As for the Egyptian Income Tax Act, it did not take care of the field of vice, but refer to it only in very few places as in the case of filing recognition either from the taxpayer, his representative, liquidator of the legacy or heirs and this exists in the text of Article (83) thereof. However, the Income Tax Act of Jordan was more structured on vice than the Income Tax Act of Egypt. As it stated for the cases of vice clearly in the field of judicial appeal as the taxpayer cannot do the right to appeal but only through his legally representative represented by the Attorney, nor did he describe the vice side in the field of tax return as he allow the mandate in the field of administrative appeal. The Income Tax Act of Jordan shows us applications of vice by denying recipe of vice from them and make everyone who do tax obligation for others is just a taxpayer doing a judicial obligation not by the vice. By this situation the Jordanian income tax law does not amount to what the Iraqi legislature has reached in the income tax structuring of the vice.

Elimination of the position of the International Criminal Judiciary Of the death penalty

Abdullah A. Abbo

Journal of college of Law for Legal and Political Sciences, 2014, Volume 3, Issue 9, Pages 242-288

The establishment of the International Criminal Judiciary is one of the outstanding features witnessed by the international community after long and repeated attempts in order to reach international judicial mechanisms ensure prosecuting those responsible for horrible international crimes and that violate the common values of the international community of human rights and fundamental freedoms which threaten ultimately international peace and security.
The international community has witnessed through the different stages of the evolution of international criminal law in general and international criminal judiciary particularly different types of international criminal tribunals, starting from Nuremberg and Tokyo Tribunals after World War II between the years 1945-1946, then Yugoslavia and Rwanda Tribunals between the years 1993 - 1994, then the Permanent International Criminal Tribunal in 1998.
It is noticeable by looking at the basic laws and regulations regarding the establishment of such tribunals that there is variation in the position of the death penalty, the law on the formation the Nuremberg and Tokyo Tribunals acknowledged the possibility of imposing the death penalty on defendants present before it and this is what has happened already in some of the provisions of the Nuremberg Tribunal. But the statutes of Yugoslavia and Rwanda Tribunals did not provide for the death penalty, and this is also the position of the Permanent International Criminal Tribunal, which its statute came free from the death penalty. But it seems through a precise analysis of the statutes of Yugoslavia and Rwanda Tribunals and the International Criminal Tribunal that there is room in some cases to apply the death penalty by the national criminal judiciary in the context of concurrent jurisdiction between Yugoslavia and Rwanda Tribunals with the national judiciary and the principle of integrative specialty between the permanent International Criminal Tribunal and national criminal judiciary.

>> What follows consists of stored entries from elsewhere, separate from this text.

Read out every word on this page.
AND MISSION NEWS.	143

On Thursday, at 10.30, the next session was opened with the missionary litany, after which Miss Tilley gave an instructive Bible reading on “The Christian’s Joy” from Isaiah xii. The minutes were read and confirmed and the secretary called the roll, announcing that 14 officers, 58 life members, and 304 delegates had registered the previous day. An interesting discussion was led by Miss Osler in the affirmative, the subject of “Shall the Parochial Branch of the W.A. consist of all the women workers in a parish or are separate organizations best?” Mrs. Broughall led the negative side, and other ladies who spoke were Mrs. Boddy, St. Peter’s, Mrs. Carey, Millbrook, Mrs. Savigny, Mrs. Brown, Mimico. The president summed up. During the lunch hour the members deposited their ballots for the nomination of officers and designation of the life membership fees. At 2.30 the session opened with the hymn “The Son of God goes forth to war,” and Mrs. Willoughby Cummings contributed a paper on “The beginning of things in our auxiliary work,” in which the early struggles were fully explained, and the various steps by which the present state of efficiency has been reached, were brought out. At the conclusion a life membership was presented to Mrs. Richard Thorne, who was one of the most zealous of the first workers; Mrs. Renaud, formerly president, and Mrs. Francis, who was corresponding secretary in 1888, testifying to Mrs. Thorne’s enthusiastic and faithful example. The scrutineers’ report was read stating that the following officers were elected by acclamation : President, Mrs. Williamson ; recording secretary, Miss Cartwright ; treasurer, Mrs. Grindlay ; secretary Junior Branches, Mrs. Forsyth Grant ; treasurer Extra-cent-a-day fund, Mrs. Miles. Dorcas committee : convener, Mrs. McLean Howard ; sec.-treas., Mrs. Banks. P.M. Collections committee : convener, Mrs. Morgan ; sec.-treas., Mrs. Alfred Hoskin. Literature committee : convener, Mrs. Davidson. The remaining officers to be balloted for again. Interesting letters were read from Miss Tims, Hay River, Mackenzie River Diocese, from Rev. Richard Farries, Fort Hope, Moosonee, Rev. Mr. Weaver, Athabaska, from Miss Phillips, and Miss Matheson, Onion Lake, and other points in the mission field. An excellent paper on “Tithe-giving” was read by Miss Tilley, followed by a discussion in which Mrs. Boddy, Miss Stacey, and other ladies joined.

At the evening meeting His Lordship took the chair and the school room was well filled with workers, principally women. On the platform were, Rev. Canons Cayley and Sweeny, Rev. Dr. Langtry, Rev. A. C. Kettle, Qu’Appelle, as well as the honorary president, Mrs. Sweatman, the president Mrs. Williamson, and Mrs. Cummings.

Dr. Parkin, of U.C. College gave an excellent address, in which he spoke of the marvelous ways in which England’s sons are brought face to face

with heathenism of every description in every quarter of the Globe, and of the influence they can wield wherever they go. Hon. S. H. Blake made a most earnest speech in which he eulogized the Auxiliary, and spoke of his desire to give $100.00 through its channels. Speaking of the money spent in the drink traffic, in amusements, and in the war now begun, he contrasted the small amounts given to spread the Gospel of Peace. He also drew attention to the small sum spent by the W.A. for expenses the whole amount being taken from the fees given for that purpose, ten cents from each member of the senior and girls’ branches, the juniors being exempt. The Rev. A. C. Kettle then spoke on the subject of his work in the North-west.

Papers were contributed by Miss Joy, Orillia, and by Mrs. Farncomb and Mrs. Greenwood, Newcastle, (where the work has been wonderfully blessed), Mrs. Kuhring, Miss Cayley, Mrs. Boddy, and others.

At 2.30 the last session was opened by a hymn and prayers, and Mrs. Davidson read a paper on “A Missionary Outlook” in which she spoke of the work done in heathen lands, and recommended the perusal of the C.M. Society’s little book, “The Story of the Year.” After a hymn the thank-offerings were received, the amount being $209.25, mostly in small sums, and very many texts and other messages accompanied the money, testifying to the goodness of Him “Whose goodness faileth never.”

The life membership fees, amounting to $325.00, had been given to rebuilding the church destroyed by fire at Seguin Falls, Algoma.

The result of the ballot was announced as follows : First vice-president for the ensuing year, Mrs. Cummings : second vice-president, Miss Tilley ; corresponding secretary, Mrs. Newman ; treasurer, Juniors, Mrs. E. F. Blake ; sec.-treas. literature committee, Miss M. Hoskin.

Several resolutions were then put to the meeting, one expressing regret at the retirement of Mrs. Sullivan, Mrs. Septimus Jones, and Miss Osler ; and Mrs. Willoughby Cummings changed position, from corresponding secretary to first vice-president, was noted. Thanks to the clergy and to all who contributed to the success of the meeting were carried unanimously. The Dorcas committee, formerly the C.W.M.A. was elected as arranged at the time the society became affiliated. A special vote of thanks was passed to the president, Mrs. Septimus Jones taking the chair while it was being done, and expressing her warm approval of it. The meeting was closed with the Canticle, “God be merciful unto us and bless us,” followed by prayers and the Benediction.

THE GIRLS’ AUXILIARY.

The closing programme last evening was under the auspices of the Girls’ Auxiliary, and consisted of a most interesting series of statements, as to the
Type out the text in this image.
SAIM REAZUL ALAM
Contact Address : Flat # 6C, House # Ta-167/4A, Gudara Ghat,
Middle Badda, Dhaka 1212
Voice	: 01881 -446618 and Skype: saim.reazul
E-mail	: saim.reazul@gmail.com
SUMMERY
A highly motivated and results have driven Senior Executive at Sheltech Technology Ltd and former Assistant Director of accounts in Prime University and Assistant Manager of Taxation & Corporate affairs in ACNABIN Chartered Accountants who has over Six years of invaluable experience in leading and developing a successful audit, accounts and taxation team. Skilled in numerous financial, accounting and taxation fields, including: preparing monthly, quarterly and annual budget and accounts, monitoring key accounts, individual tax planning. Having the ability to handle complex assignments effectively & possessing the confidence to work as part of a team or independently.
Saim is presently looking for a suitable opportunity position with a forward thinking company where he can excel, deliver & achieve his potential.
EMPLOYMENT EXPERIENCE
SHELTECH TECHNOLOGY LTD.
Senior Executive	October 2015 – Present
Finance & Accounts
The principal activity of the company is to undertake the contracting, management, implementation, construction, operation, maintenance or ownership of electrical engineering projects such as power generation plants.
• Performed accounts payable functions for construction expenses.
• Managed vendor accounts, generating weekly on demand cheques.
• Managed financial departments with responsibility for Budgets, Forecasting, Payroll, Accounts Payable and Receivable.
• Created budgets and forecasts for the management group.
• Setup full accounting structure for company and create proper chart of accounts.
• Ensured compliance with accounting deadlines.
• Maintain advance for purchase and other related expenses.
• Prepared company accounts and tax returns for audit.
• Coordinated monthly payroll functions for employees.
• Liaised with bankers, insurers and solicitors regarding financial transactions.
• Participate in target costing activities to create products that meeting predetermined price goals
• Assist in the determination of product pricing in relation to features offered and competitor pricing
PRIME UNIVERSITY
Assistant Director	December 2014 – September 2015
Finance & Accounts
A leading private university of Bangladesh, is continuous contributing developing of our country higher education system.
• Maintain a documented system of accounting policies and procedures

Jerusalem in settlement projects: assumptions peaceful solution

Qahtan A. Ahmed

Journal of college of Law for Legal and Political Sciences, 2014, Volume 3, Issue 9, Pages 289-359

Since the emergence of Arab - Israeli conflict in the forties of the last century, and the issue of Jerusalem occupies the center of attention , the fact that the matter before that it was not place of conflict, Jerusalem is accepted was a land Arab - Islamic under British occupation , and accepted under the sovereignty of the Ottoman Empire, then appeared maps internationalism , which calls for the division of the land of Palestine between the two entities , one Jewish Israeli and the other Palestinian Arabic , Jerusalem, considered an area under international trusteeship , because they include a home run areas and religious symbols are important in the lives of the three great monotheistic religions ( Muslim , Christian and Jewish ). After the founding entity of the Hebrew, quickly seized control of Israel on the land of Jerusalem, and annexed it as the capital of the State of Israel , at a time which calls for the Palestinians to be the capital of their state, and in front of this intersection accelerated Israel's change of pace demographic Jerusalem through settlement, until it became possible declaration of a Palestinian state alone where difficult, some say impossible .
As long as the Palestinians and later the Arabs and Islamists consider Jerusalem mosque Aqsa is the focus of the sacred can not be neutral about, and the same is considered by Jews for Jerusalem and the Wailing Wall , who believe in him and in the establishment of the Temple of Solomon , after the return of the Jews to the Promised Land reason for the emergence of Christ. Here we will be in front of the reluctance of historical , religious, geographical and political , can not be resolved to spend Israel on the Palestinians , and the Palestinians obtaining the eastern parts of Jerusalem away from the most important holy places namely the Al - Aqsa Mosque .
In this paper, we will focus on what can be put on a proposed compromise solutions to the issue of Jerusalem, being one of the issues that have not been resolved between the Palestinian and Israeli sides .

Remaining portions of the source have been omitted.